In fact, as the understanding was so underdeveloped within both the gay and the straight communities, I began to feel as though I wasn't accepted anywhere. The only place I felt really accepted was when I was watching this character, Ianto Jones; he brought me a lot of comfort and he brought me a lot of confidence, even if there was no way of expressing it. I openly acknowledge now that, without this character, it may have been a long time before I discovered my true self - it might even never have happened. I owe the character an awful lot, and I often now say that, without him, I would never have come out or been the person I am today. So, perhaps now people will be able to understand just how deep it cut me when the character was removed, in an untimely fashion, from the show - you all know where that particular saga has led us to this day, and I won't go into it here. Needless to say, I grieved and mourned and experienced a real sense of loss when I realised that that comfort was gone, and that was the reason why I delved myself deeply into the world of fanfiction. I still felt connected there - I still felt as though I had the support structure, that comfort and that affinity.
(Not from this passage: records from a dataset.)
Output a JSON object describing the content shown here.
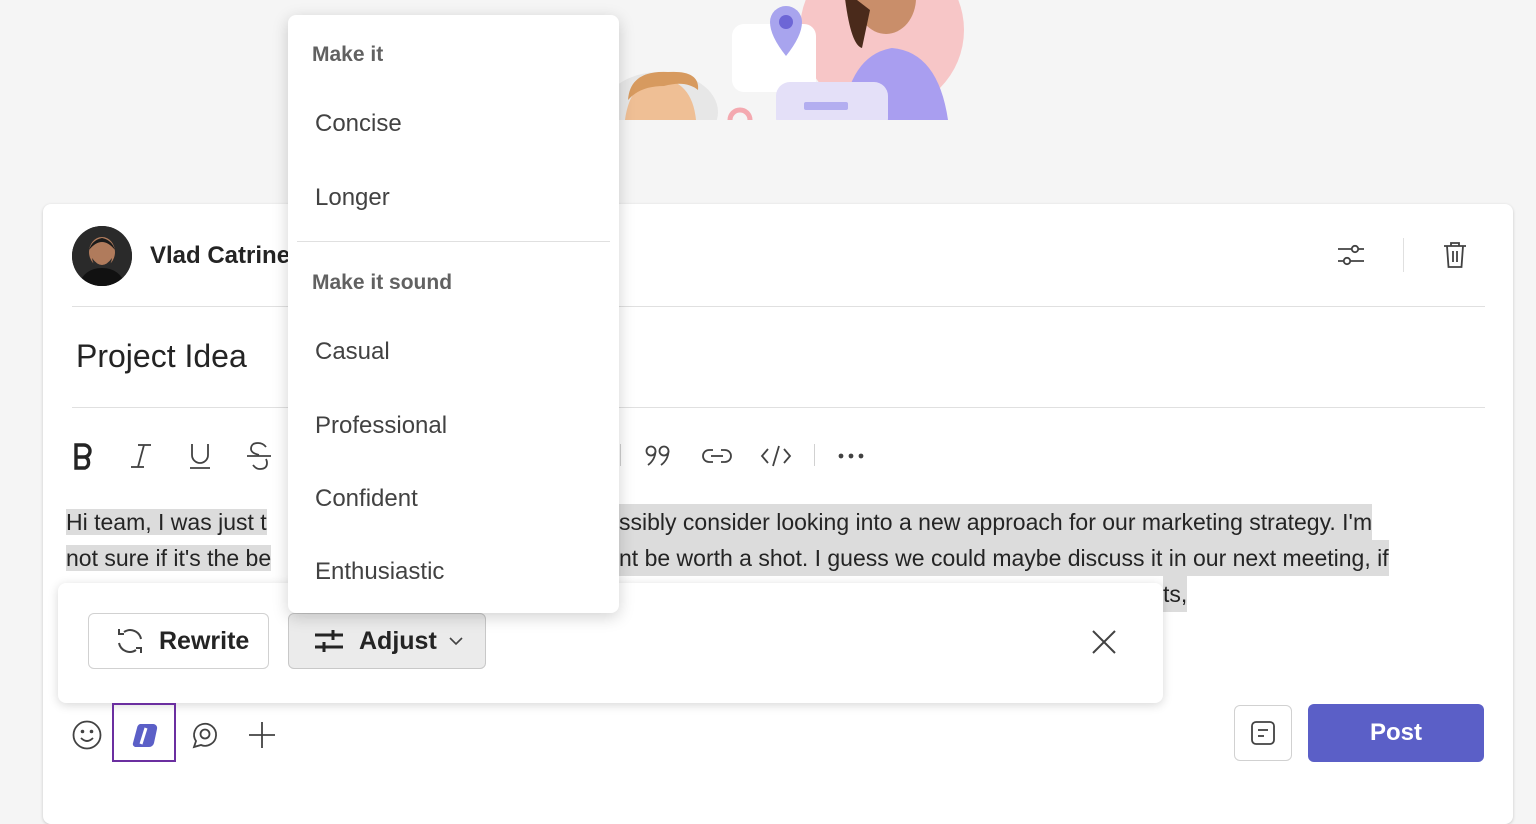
{
  "post": {
    "author_name": "Vlad Catrine",
    "subject": "Project Idea",
    "message_line1_a": "Hi team,  I was just t",
    "message_line1_b": "ssibly consider looking into a new approach for our marketing strategy. I'm",
    "message_line2_a": "not sure if it's the be",
    "message_line2_b": "nt be worth a shot. I guess we could maybe discuss it in our next meeting, if",
    "message_line3_tail": "ts,",
    "post_label": "Post"
  },
  "copilot": {
    "rewrite_label": "Rewrite",
    "adjust_label": "Adjust"
  },
  "adjust_menu": {
    "section1_title": "Make it",
    "section1_items": [
      "Concise",
      "Longer"
    ],
    "section2_title": "Make it sound",
    "section2_items": [
      "Casual",
      "Professional",
      "Confident",
      "Enthusiastic"
    ]
  },
  "icons": {
    "toolbar": [
      "bold-icon",
      "italic-icon",
      "underline-icon",
      "strikethrough-icon",
      "quote-icon",
      "link-icon",
      "code-icon",
      "more-icon"
    ],
    "header": [
      "settings-sliders-icon",
      "delete-icon"
    ],
    "bottom": [
      "emoji-icon",
      "copilot-icon",
      "loop-icon",
      "add-icon",
      "schedule-icon"
    ]
  },
  "colors": {
    "accent": "#5b5fc7",
    "focus_outline": "#6b2fa0",
    "highlight": "#dcdcdc"
  }
}
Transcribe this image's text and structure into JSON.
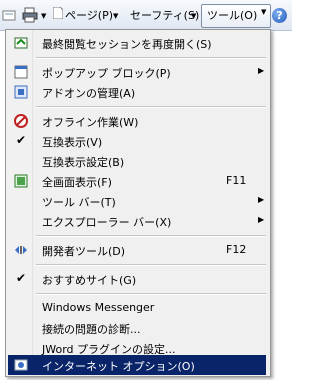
{
  "toolbar": {
    "page_label": "ページ(P)",
    "safety_label": "セーフティ(S)",
    "tools_label": "ツール(O)",
    "help_glyph": "?"
  },
  "menu": {
    "reopen_session": "最終閲覧セッションを再度開く(S)",
    "popup_blocker": "ポップアップ ブロック(P)",
    "manage_addons": "アドオンの管理(A)",
    "work_offline": "オフライン作業(W)",
    "compat_view": "互換表示(V)",
    "compat_settings": "互換表示設定(B)",
    "full_screen": "全画面表示(F)",
    "full_screen_key": "F11",
    "toolbars": "ツール バー(T)",
    "explorer_bars": "エクスプローラー バー(X)",
    "dev_tools": "開発者ツール(D)",
    "dev_tools_key": "F12",
    "suggested_sites": "おすすめサイト(G)",
    "messenger": "Windows Messenger",
    "diagnose": "接続の問題の診断...",
    "jword": "JWord プラグインの設定...",
    "internet_options": "インターネット オプション(O)"
  },
  "colors": {
    "highlight": "#0a246a",
    "menu_bg": "#f0f0f0"
  }
}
I have now been at University for three weeks, and I have never felt more comfortable in my own skin. Whilst I was initially terrified about joining the LGBT+ Society for fear of rejection or being told that I "wasn't qualified" (being both bisexual AND a virgin), it has been the single best development of my life. I have met, suddenly, people who understand me and accept me and, ultimately, LIKE me for who I am. I've been able to come out of my shell, to get involved, to really take this part of me and passions I have to fight for understanding, and turn them into something productive and wonderful. Only three weeks in, and I already have a place on the LGBT+ Committee (as Transgender Welfare and Campaign Officer) and I'm going from strength to strength.
This is my reality. I am eighteen years old, I am bisexual and I am open, out and proud about that fact. This is who I am. This is the way God made me. And, right now, I really wouldn't want to be anything else.
I just hope that, somewhere out there in the depths of the big, dark internet world, someone might stumble across this. And, maybe, it will help them too. If someone out there has no role model, then I hope reading my story has done you some good. Because everyone needs a Ianto Jones in their life to show them the way, and if I can be your Ianto Jones, if only for a second, then it'll be worth it.